The US military has been forced to deny claims that one of its warplanes was shot down over Iraq by Islamic State after the group posted reports a US jet had crashed landed in Anbar province.

"There is no truth to reports of Isil downing a US aircraft near Anbar," US central command tweeted through an official Twitter account. "All US and coalition aircraft accounted for at this time," it added.

Islamic State made the claims over the downed US aircraft through its propaganda outlet al-Amaq news agency. The terror group posted messages in Arabic and English saying the jet had been shot by its fighters and its pilot killed.

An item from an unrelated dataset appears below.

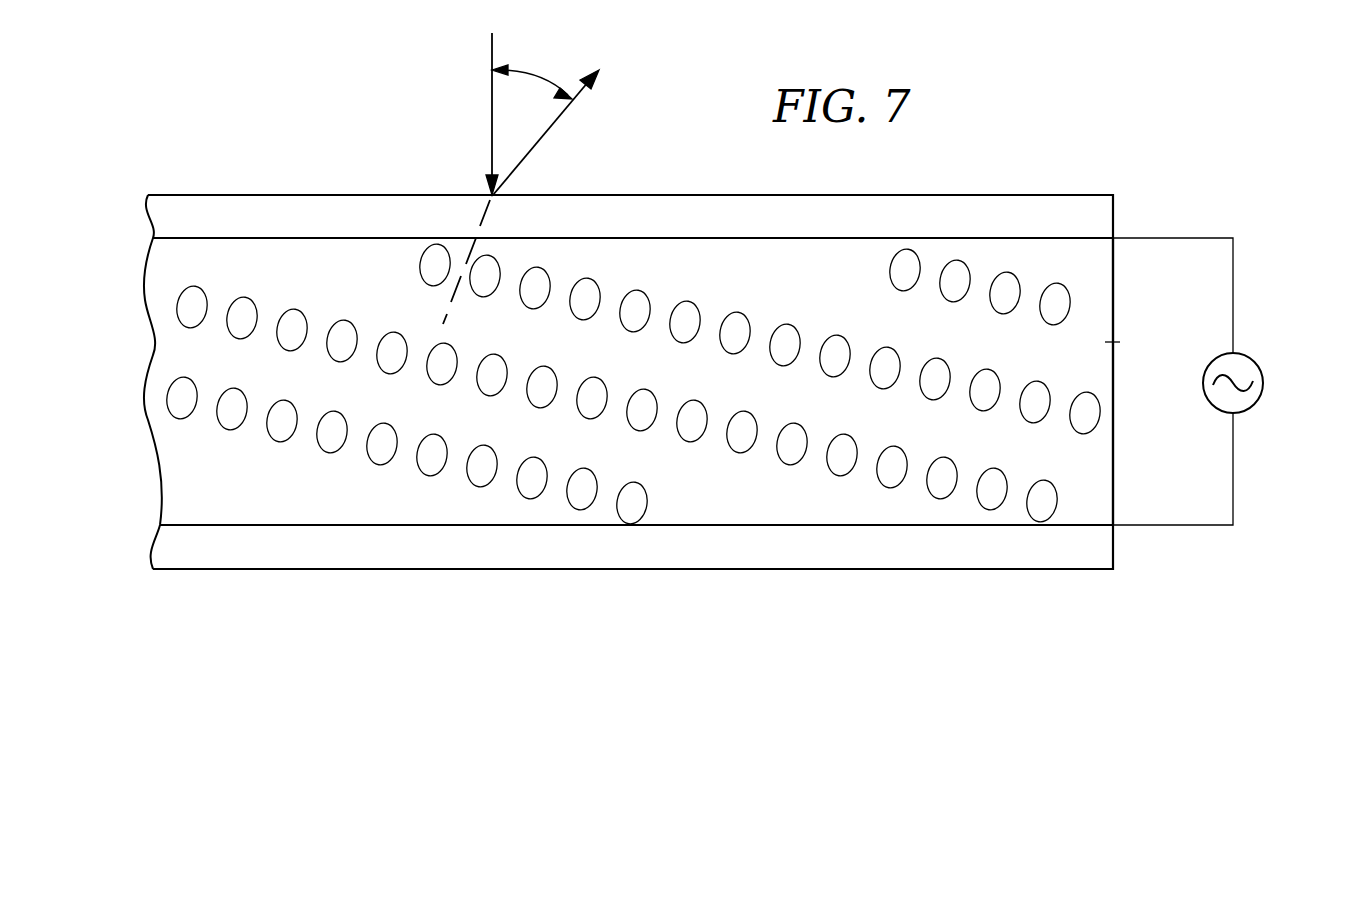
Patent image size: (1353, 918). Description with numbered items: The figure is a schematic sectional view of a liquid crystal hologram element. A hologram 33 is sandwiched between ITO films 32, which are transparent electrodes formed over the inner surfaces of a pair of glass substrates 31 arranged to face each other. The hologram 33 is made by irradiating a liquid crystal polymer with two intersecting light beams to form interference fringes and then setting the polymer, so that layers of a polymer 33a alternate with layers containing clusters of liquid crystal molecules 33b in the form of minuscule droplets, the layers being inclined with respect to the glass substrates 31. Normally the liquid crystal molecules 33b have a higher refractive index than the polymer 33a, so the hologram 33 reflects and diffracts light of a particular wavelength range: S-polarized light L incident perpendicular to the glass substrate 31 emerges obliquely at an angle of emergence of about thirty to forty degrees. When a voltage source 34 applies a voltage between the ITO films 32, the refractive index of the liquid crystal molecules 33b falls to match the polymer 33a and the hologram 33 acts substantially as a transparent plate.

"The crew of the US warplane that was shot down by Islamic State fighters near Ayn Asad airbase is dead," Amaq posted on 25 July.

The Islamic State, which captured vast swathes of territory across Iraq in the summer of 2014, has been on the back foot in the country following an increase in pressure from US and coalition forces.

Mosul, Islamic State's de-facto capital in Iraq, is the last major urban centre held by the group in the country. Over the last year, the coalition has clawed back IS-held ground, retaking the cities of Ramadi and Fallujah.

However, as the US and its allies have waged a more effective ground war against IS, the group has changed its strategy to focus more on insurgency tactics. In the worst assault in the country since the US invasion in 2003, a massive suicide attack in Baghdad's bustling commercial area of Karada on 2 July killed at least 186.